As I said, there was more to the evening that just the content discussed however. I was impressed by the live streaming, which you can watch here. And the engagement with viewers – both inside and outside the room – on twitter.
This was further amplified at the Climate Heritage Network Launch later in the week. (More information on the INTO site here.) Alex attended the events in Edinburgh on behalf of INTO and our members. I followed proceedings from my desk on the live stream. And got involved from a distance through twitter and sli.do (the interactive Q&A and polling platform).
Whilst I missed the socialising, it is definitely getting easier and easier to feel part of events like this. I know there’s nothing quite like sharing a meal, drink or bus ride with someone. But technology now lets you to ask questions, connect directly to speakers and generally engage with the debate. I think this poses interesting questions about the future of our own conference. (We actually have an ICNT steering committee meeting next week and knowledge sharing is on the agenda. Watch this space!)
Which leads me on to the European Cultural Heritage Summit next week. This will also be live streamed via Europa Nostra’s YouTube channel. But I will be in the room on this occasion. And I’m greatly looking forward to it. The main event for me will be the debate on ‘Cultural Heritage at the Heart of the Revival of the European Project’.
When I first joined the National Trust, we were very interested in European policy. My colleague, Kirsten van den Hout, travelled often to Brussels to lobby the European Commission and Parliament. And in my role running the European Network of National Heritage (ENNHO), we regularly engaged the European institutions. Since then I have had much less involvement in European policy.
However, our Interreg Europe project has brought me back into the European policy space. Innocastle seeks to develop heritage-friendly policies in four European regions. But it is also about sharing solutions and good practices on a European-wide basis. (You can read our latest on programming and visiteering via these links.)
It will be interesting to see how the themes of Innocastle (governance, finance, promotion and continuation) resonate with our Europa Nostra colleagues. Next week, the Innocastle team meets in Spain for its next study visit. It will be good to be able to share thoughts from Paris.
There is also a session on climate change, led by Andrew Potts of the Climate Heritage Network. Which will be timely given all of the above!
For me, personally, I’m very interested in the role of cultural heritage in our ‘European way of life’. It is so important to our everyday lives. It shapes who we are and how we think.

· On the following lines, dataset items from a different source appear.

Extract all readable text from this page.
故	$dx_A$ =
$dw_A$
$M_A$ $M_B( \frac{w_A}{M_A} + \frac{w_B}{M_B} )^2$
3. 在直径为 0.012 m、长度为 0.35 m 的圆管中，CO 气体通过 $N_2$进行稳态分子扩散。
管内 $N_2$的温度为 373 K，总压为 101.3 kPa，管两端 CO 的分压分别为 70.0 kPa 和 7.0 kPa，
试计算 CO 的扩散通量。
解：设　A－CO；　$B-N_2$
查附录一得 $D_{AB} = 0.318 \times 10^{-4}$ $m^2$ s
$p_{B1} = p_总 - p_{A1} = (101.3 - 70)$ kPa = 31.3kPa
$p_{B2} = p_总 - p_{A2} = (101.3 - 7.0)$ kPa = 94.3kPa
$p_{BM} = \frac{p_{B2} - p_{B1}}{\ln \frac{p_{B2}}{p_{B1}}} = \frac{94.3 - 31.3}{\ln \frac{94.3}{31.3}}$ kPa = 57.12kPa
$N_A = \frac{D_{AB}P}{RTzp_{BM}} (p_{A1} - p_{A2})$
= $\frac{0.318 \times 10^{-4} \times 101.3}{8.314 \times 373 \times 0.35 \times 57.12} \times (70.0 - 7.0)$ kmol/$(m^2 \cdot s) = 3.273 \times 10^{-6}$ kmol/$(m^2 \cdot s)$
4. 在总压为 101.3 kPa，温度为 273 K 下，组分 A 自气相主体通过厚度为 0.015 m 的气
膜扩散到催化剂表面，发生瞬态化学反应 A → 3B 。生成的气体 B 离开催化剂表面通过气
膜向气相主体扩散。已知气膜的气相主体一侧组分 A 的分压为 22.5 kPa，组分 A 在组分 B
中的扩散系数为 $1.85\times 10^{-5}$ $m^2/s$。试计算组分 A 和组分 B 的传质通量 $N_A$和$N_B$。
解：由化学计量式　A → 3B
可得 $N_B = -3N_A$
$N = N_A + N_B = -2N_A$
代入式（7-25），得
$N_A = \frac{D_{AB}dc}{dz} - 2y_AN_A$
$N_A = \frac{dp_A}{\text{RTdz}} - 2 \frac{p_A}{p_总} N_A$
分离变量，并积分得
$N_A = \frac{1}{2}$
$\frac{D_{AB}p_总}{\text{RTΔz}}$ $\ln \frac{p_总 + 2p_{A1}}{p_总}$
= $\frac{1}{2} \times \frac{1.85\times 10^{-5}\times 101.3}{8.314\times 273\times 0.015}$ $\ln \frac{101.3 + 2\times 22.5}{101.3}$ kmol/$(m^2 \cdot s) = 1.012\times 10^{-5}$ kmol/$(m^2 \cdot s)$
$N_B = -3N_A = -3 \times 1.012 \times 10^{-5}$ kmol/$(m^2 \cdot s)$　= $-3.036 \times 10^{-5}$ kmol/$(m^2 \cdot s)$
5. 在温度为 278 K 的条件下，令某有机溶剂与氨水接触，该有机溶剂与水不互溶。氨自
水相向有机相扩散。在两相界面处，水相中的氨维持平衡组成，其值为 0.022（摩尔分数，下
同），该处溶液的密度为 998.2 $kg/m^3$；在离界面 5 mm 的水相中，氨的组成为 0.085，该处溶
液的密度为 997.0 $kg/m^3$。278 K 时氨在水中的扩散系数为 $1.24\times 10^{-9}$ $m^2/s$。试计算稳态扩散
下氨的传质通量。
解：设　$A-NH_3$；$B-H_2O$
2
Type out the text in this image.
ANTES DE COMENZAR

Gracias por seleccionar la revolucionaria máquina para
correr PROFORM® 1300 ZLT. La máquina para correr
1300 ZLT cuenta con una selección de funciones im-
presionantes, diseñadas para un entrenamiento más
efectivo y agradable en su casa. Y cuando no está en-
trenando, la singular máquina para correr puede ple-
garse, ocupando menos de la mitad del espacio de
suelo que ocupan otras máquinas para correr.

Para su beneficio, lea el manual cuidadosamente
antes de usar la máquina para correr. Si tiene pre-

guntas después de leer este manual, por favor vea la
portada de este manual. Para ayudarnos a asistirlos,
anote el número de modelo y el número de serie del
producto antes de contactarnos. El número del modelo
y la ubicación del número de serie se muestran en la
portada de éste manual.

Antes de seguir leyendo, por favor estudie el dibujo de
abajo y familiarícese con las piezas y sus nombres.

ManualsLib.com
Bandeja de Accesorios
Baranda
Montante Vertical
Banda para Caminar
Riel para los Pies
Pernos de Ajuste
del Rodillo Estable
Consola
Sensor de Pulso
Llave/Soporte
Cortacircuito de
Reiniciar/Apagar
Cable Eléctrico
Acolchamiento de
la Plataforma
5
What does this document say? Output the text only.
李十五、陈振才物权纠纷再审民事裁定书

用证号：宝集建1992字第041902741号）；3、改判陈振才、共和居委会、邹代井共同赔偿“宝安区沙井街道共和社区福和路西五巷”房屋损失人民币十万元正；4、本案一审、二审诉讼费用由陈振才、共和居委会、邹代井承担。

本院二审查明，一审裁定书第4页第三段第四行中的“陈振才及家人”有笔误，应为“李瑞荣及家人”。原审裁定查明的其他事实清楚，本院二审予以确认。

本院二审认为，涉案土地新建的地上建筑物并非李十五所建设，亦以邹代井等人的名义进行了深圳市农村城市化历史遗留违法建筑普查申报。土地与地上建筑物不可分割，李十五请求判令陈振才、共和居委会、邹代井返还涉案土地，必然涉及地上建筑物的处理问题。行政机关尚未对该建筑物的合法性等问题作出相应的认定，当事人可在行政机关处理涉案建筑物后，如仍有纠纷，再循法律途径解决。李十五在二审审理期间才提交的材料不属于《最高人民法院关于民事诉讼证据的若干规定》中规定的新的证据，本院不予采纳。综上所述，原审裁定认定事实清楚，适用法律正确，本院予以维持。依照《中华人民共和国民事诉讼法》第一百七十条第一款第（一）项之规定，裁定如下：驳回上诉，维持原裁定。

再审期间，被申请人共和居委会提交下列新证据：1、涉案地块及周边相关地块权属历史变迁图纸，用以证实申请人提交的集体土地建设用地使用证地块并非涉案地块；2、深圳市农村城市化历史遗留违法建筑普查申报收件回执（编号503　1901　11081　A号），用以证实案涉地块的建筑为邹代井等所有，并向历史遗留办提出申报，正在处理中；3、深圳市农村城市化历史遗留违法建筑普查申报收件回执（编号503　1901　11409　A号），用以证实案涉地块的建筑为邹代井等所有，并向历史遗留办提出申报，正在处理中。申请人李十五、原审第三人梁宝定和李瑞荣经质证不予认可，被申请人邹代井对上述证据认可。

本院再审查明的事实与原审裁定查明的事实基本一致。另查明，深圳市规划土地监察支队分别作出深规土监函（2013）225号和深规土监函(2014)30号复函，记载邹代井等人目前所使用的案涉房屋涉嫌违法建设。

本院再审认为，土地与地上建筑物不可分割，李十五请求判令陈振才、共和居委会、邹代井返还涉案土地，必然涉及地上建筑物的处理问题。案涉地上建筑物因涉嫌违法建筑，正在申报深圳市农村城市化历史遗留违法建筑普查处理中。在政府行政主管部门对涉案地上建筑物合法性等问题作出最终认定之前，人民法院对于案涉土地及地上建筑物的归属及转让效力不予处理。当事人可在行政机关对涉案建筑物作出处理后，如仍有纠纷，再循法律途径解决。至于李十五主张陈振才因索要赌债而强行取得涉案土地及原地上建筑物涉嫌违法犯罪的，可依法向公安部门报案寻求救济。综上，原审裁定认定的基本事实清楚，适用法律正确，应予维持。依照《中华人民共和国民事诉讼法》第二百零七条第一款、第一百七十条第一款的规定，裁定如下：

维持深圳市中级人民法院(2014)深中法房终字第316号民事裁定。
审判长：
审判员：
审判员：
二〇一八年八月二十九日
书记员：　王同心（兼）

This evening, I returned home late from a weekend away to find that a beautiful tree I see every morning has fallen. Fallen over a beautiful old brick bridge. I am dreading seeing the full extent of the damage in the morning light tomorrow. Is the bridge broken? How much of the tree has gone? I am dreading telling my elderly mother. That tree and that bridge have been part of our lives in this house for fifty years. I fear my heart will burst.